Posts Tagged 'granny'

I was a lesbo-kitchen child

When my mother was still in her twenties, her mother came to live with us. My grandfather had just died, and even though Grandma was sixty eight and able-bodied, and would live another dozen years, Diamond Lil said goodbye forever to her life in Washington and moved in with us. The year she came, my elementary school, Borinquen New Building, solved its overcrowding problem by dividing grades between morning and afternoon shifts. Fourth grade began at noon. So Granny and I spent the mornings together, just the two of us.

Most of my early memories of her are from that time. Granny in her flowered mu mu in the kitchen having a snort. Handmade noodles rolled out six feet long on the kitchen table and draped over the backs of chairs. Cigarette smoke wafting down the hall from her first floor bedroom, over the dull flash and drone of a black and white tv. Sitting between her thick legs as she pinned tight braids over the top of my head into a crown. Instead of using elastic bands, she wrapped the ends of the braids with hairs pulled from the hairbrush.

That year Granny started teaching me to cook. We began with scrambled egg sandwiches. She liked her scrambled eggs straight up (no milk, no water), loose, and cooked in plenty of butter. I learned to turn off the electric burner as soon as the eggs hit the hot pan – letting the residual heat finish the cooking. Then I’d spoon soft, shiny eggs between slices of thickly buttered white bread, give them a generous shake of salt and pepper, and cut the sandwich neatly on the diagonal.

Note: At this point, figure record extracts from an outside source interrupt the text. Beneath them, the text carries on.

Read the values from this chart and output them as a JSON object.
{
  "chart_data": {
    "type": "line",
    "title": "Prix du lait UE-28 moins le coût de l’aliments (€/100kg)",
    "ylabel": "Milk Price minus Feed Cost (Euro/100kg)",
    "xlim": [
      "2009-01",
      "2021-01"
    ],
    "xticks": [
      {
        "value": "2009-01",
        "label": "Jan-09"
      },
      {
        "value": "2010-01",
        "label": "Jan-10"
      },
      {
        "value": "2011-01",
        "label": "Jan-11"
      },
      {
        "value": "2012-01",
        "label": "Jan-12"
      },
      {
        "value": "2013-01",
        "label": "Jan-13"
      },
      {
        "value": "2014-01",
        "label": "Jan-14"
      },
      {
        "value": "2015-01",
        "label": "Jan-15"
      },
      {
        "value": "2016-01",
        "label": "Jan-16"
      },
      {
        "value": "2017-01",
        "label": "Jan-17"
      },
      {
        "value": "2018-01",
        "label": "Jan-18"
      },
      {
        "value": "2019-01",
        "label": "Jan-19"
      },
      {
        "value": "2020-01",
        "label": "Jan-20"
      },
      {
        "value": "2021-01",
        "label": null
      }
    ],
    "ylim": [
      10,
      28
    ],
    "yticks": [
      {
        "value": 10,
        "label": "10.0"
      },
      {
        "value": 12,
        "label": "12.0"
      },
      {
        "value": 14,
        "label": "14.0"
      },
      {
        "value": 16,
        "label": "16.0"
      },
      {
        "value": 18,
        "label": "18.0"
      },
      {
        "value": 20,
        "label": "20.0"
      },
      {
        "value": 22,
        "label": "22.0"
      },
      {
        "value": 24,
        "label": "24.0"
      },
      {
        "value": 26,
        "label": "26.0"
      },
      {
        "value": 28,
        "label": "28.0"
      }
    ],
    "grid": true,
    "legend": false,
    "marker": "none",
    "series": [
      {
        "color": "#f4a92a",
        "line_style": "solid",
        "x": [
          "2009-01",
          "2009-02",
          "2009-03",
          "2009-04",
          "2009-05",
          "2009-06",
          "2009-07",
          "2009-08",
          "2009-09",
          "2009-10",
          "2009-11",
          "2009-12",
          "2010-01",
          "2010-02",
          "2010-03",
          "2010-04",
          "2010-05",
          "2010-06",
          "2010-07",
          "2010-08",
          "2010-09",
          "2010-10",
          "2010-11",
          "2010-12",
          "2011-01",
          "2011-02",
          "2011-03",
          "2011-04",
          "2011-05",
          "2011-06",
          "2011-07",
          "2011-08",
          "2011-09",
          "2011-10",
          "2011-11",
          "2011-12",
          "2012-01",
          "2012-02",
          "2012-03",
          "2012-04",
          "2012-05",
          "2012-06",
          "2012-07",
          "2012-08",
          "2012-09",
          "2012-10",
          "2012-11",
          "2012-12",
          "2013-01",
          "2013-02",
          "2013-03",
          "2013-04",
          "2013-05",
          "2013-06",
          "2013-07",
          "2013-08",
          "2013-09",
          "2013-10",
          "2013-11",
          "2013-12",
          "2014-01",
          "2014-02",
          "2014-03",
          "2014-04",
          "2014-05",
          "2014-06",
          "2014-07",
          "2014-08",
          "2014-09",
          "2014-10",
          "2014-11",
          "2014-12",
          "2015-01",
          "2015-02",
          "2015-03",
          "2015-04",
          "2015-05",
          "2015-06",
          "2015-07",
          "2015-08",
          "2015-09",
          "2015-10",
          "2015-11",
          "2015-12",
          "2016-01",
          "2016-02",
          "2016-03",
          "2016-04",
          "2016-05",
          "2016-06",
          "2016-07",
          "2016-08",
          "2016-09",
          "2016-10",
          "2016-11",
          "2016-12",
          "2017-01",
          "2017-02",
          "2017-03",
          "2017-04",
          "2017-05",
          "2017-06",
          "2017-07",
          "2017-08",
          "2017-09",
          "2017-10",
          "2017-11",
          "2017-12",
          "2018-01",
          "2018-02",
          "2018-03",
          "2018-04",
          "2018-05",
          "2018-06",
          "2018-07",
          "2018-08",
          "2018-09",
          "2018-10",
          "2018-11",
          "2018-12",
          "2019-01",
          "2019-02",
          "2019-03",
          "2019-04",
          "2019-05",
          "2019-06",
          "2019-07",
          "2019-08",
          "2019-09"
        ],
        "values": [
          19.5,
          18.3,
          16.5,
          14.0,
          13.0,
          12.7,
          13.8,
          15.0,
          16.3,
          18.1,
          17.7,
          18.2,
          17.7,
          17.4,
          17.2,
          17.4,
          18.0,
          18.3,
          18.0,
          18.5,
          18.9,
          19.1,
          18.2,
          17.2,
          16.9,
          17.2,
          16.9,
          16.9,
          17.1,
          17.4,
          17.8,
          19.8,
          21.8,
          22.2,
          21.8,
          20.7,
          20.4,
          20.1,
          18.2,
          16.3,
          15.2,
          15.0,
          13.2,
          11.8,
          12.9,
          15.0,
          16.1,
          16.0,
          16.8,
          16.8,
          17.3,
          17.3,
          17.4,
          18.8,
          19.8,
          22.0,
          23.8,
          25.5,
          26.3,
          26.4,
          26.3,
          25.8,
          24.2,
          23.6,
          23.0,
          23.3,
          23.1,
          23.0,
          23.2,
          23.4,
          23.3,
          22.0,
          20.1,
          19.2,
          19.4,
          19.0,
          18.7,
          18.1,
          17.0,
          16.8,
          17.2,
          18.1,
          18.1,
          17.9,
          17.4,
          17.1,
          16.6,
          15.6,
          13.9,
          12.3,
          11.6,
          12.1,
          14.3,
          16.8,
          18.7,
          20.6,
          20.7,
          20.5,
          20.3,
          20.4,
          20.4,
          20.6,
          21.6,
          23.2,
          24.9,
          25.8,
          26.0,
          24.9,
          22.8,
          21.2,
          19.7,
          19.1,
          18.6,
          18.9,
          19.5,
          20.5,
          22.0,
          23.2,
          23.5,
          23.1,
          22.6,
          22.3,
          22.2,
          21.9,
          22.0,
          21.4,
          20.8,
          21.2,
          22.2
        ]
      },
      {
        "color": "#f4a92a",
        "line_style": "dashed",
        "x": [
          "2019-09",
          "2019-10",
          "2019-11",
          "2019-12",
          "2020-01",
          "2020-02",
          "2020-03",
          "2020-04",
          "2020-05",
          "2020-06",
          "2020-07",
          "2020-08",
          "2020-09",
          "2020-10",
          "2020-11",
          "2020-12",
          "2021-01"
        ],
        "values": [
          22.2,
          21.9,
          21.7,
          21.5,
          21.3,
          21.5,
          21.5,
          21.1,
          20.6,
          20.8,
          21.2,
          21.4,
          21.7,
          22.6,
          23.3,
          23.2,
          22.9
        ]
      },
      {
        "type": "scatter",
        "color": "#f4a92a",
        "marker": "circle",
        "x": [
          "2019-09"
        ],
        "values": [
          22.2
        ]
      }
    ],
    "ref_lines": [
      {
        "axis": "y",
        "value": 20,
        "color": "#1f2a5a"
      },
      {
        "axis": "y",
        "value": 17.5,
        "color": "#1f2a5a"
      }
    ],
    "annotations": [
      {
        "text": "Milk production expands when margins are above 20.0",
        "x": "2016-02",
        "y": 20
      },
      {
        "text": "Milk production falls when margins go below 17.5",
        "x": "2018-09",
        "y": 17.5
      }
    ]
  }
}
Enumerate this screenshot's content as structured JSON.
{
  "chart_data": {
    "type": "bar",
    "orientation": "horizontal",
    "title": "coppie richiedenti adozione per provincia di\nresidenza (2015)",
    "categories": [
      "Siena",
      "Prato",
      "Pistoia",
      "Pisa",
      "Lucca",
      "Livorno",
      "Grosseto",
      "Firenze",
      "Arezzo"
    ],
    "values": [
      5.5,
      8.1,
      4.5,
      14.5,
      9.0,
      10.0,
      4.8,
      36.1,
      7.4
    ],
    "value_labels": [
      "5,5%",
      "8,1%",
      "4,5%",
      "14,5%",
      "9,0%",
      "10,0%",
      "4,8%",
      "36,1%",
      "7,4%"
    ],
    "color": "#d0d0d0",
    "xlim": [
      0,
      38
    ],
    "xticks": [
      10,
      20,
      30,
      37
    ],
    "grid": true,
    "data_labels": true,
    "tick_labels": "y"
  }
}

From eggs, we moved on to grilled cheese sandwiches, which were prepared using one of those hinged griddles that could be used for waffles if you flipped the grates over. Butter the first slice of bread and lay it on the counter, butter side up. Butter the second slice and lay it butter side down on top of the first slice. On top of that, slices of longhorn colby cut from a red waxed cylinder, and long strips of dill pickle. When the orange light blinks off, the griddle is good and hot: lift the top slice of bread with its cheese and pickle onto the griddle, then cover it with the second slice and close the lid.

Those two simple recipes were enough to give me command of the kitchen. Most days, Granny attended to her soap operas and I was left to my own devices. I remember the day that I was standing on the kitchen counter reaching for the griddle in a high cabinet and fell backwards off the counter flat onto my back. Knocked the breath clean out of me. Another time when I was making grilled cheese, the frayed cord of the griddle began smoking and sparking wildly. I can’t imagine how, but Granny didn’t see or hear either incident, and rather than lose my new found culinary autonomy, I kept these as my secrets.

The next year my parents separated and we moved out of the big house on the Coast Guard base into a single-story surrounded by lime, pomegranate and papaya trees. Our landlords grew tall stands of corn, and a couple of horses rambled about a rocky slope just the other side of a barbed wire fence. For fifth grade, I switched to a private school with a proper schedule. Granny was still asleep most mornings when my sister and I piled into a kid-packed Volkswagen Beetle for the sweaty and songful (Rocky Mountain High! The Hills are Alive! With the Sound of Music!) hour-long drive to school. For that year, the cooking lessons would cease. I remember little about the food we ate at home, except that we cooked over Sterno canisters when Hurricanes David and Fredrick hit, and that we were indulged with powdered doughnuts on Halloween (sugar!). Nevertheless, the mold was set. The next year, there would be another school, another house, and at the tender age of 11, I would be promoted to my grandmother’s sous chef.